The use of the relay at the ceiling rose DSC_6061.jpg can give best of both meaning the drops to switch are extra low voltage and you can use smart switching in the same way as a two way switch, so both wall and phone can turn lights on/off when required, although small it is too big to fit inside a ceiling rose.

I know Hager Klik do a 4 pin plug in ceiling rose P64AX/R which allows one to take un-switched power from the rose for emergency lights etc, but I question is a plug in ceiling rose any better than these upload_2022-4-10_10-19-5.png should we take power for other than lights from the ceiling rose?

Since we are in the main limited to 6 amp due to ceiling roses and other junction boxes and switches only being rated at 6 amp we can use around 44 meters of 1.5 mm² and stay within the 3% volt drop.
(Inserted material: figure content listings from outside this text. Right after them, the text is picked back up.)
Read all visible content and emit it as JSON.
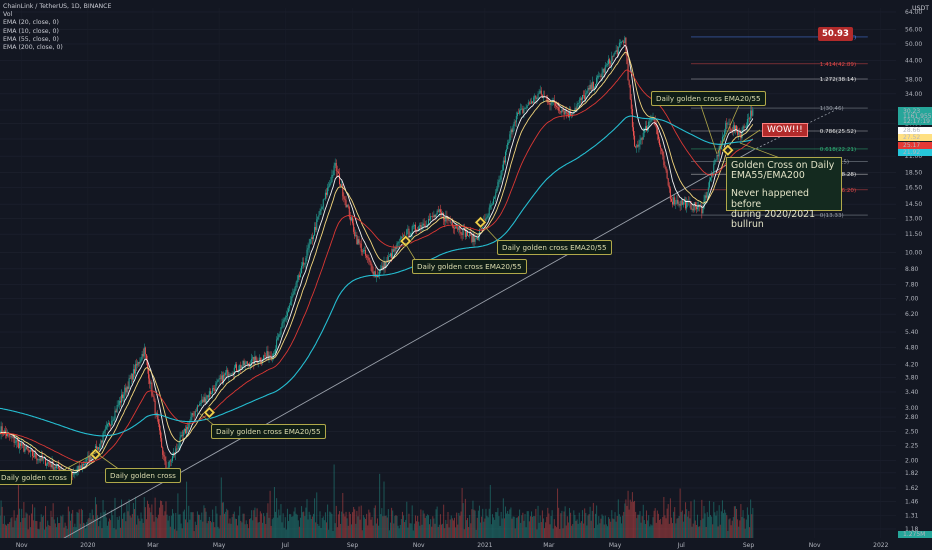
{
  "header": {
    "title": "ChainLink / TetherUS, 1D, BINANCE",
    "vol": "Vol",
    "indicators": [
      "EMA (20, close, 0)",
      "EMA (10, close, 0)",
      "EMA (55, close, 0)",
      "EMA (200, close, 0)"
    ],
    "currency": "USDT"
  },
  "annotations": {
    "gc_2019": "Daily golden cross",
    "gc_2020_jan": "Daily golden cross",
    "gc_2020_apr": "Daily golden cross EMA20/55",
    "gc_2020_oct": "Daily golden cross EMA20/55",
    "gc_2020_dec": "Daily golden cross EMA20/55",
    "gc_2021_aug": "Daily golden cross EMA20/55",
    "big_line1": "Golden Cross on Daily",
    "big_line2": "EMA55/EMA200",
    "big_line3": "Never happened before",
    "big_line4": "during 2020/2021 bullrun",
    "wow": "WOW!!!",
    "target_price": "50.93"
  },
  "fib_labels": {
    "f1618": "1.618(52.77)",
    "f1414": "1.414(42.89)",
    "f1272": "1.272(38.14)",
    "f1": "1(30.46)",
    "f786": "0.786(25.52)",
    "f618": "0.618(22.21)",
    "f5": "0.5(20.15)",
    "f382": "0.382(18.28)",
    "f236": "0.236(16.20)",
    "f0": "0(13.33)"
  },
  "price_tags": {
    "last": "30.23",
    "countdown": "12:17:19",
    "vol": "1161.955",
    "ema10": "28.66",
    "ema20": "27.52",
    "ema55": "25.17",
    "ema200": "21.92",
    "vol_badge": "1.275M"
  },
  "chart_data": {
    "type": "candlestick",
    "symbol": "LINKUSDT",
    "scale": "log",
    "ylim": [
      1.1,
      66
    ],
    "y_ticks": [
      "64.00",
      "56.00",
      "50.00",
      "44.00",
      "38.00",
      "34.00",
      "30.00",
      "27.00",
      "24.00",
      "21.00",
      "18.50",
      "16.50",
      "14.50",
      "13.00",
      "11.50",
      "10.00",
      "8.80",
      "7.80",
      "7.00",
      "6.20",
      "5.40",
      "4.80",
      "4.20",
      "3.80",
      "3.40",
      "3.00",
      "2.80",
      "2.50",
      "2.25",
      "2.00",
      "1.82",
      "1.62",
      "1.46",
      "1.31",
      "1.18"
    ],
    "x_ticks": [
      "Nov",
      "2020",
      "Mar",
      "May",
      "Jul",
      "Sep",
      "Nov",
      "2021",
      "Mar",
      "May",
      "Jul",
      "Sep",
      "Nov",
      "2022"
    ],
    "price_keypoints": [
      [
        "2019-10-12",
        2.55
      ],
      [
        "2019-11-10",
        2.1
      ],
      [
        "2019-12-18",
        1.78
      ],
      [
        "2020-01-10",
        2.2
      ],
      [
        "2020-02-22",
        4.7
      ],
      [
        "2020-03-13",
        1.85
      ],
      [
        "2020-04-10",
        3.0
      ],
      [
        "2020-05-10",
        4.0
      ],
      [
        "2020-06-20",
        4.6
      ],
      [
        "2020-07-15",
        8.5
      ],
      [
        "2020-08-16",
        19.5
      ],
      [
        "2020-09-05",
        11.0
      ],
      [
        "2020-09-23",
        8.3
      ],
      [
        "2020-10-20",
        11.5
      ],
      [
        "2020-11-20",
        13.5
      ],
      [
        "2020-12-23",
        11.0
      ],
      [
        "2021-01-10",
        15.0
      ],
      [
        "2021-01-28",
        28.0
      ],
      [
        "2021-02-20",
        34.0
      ],
      [
        "2021-03-20",
        29.0
      ],
      [
        "2021-04-15",
        38.0
      ],
      [
        "2021-05-10",
        52.0
      ],
      [
        "2021-05-19",
        22.0
      ],
      [
        "2021-06-05",
        29.0
      ],
      [
        "2021-06-22",
        15.0
      ],
      [
        "2021-07-20",
        14.0
      ],
      [
        "2021-08-12",
        27.0
      ],
      [
        "2021-08-25",
        25.0
      ],
      [
        "2021-09-05",
        30.23
      ]
    ],
    "series": [
      {
        "name": "EMA (10, close, 0)",
        "color": "#ffffff"
      },
      {
        "name": "EMA (20, close, 0)",
        "color": "#ffe082"
      },
      {
        "name": "EMA (55, close, 0)",
        "color": "#e53935"
      },
      {
        "name": "EMA (200, close, 0)",
        "color": "#26c6da"
      }
    ],
    "fib_levels": [
      {
        "ratio": 1.618,
        "price": 52.77,
        "color": "#4f86ff"
      },
      {
        "ratio": 1.414,
        "price": 42.89,
        "color": "#e04848"
      },
      {
        "ratio": 1.272,
        "price": 38.14,
        "color": "#e0e0e0"
      },
      {
        "ratio": 1,
        "price": 30.46,
        "color": "#9aa0aa"
      },
      {
        "ratio": 0.786,
        "price": 25.52,
        "color": "#e0e0e0"
      },
      {
        "ratio": 0.618,
        "price": 22.21,
        "color": "#30b87a"
      },
      {
        "ratio": 0.5,
        "price": 20.15,
        "color": "#9aa0aa"
      },
      {
        "ratio": 0.382,
        "price": 18.28,
        "color": "#e0e0e0"
      },
      {
        "ratio": 0.236,
        "price": 16.2,
        "color": "#e04848"
      },
      {
        "ratio": 0,
        "price": 13.33,
        "color": "#9aa0aa"
      }
    ],
    "trendline": {
      "from": [
        "2019-11-20",
        1.0
      ],
      "to": [
        "2021-09-05",
        22.0
      ],
      "extend_to": [
        "2021-11-20",
        30.0
      ]
    },
    "golden_cross_markers": [
      {
        "date": "2020-01-08",
        "price": 2.1
      },
      {
        "date": "2020-04-22",
        "price": 2.9
      },
      {
        "date": "2020-10-20",
        "price": 10.9
      },
      {
        "date": "2020-12-28",
        "price": 12.6
      },
      {
        "date": "2021-08-13",
        "price": 22.0
      }
    ],
    "colors": {
      "up": "#26a69a",
      "down": "#ef5350",
      "background": "#131722"
    }
  }
}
I know LED lamps do not suffer in same way as fluorescent lamps with volt drop, and likely we can get away with more, but have you ever measured the volt drop on lights? Assuming a loop impedance of 0.35 Ω on the in coming supply we should have no lower than 1.81 Ω at the ceiling roses between lives (line and neutral) I have not personally checked in resent years need some thing like the plugs shown into a socket to match loop impedance tester to do the test, and I never bothered to make one up.

But I know how easy it was to exceed the 88 meters, now 106 meters for sockets, so can one wire a house with less than 44 meters of cable for lights? Down to 29 meters with 1 mm² which would be very easy to exceed.

So with volt drop considerations I think loop at ceiling rose is the only way with larger homes.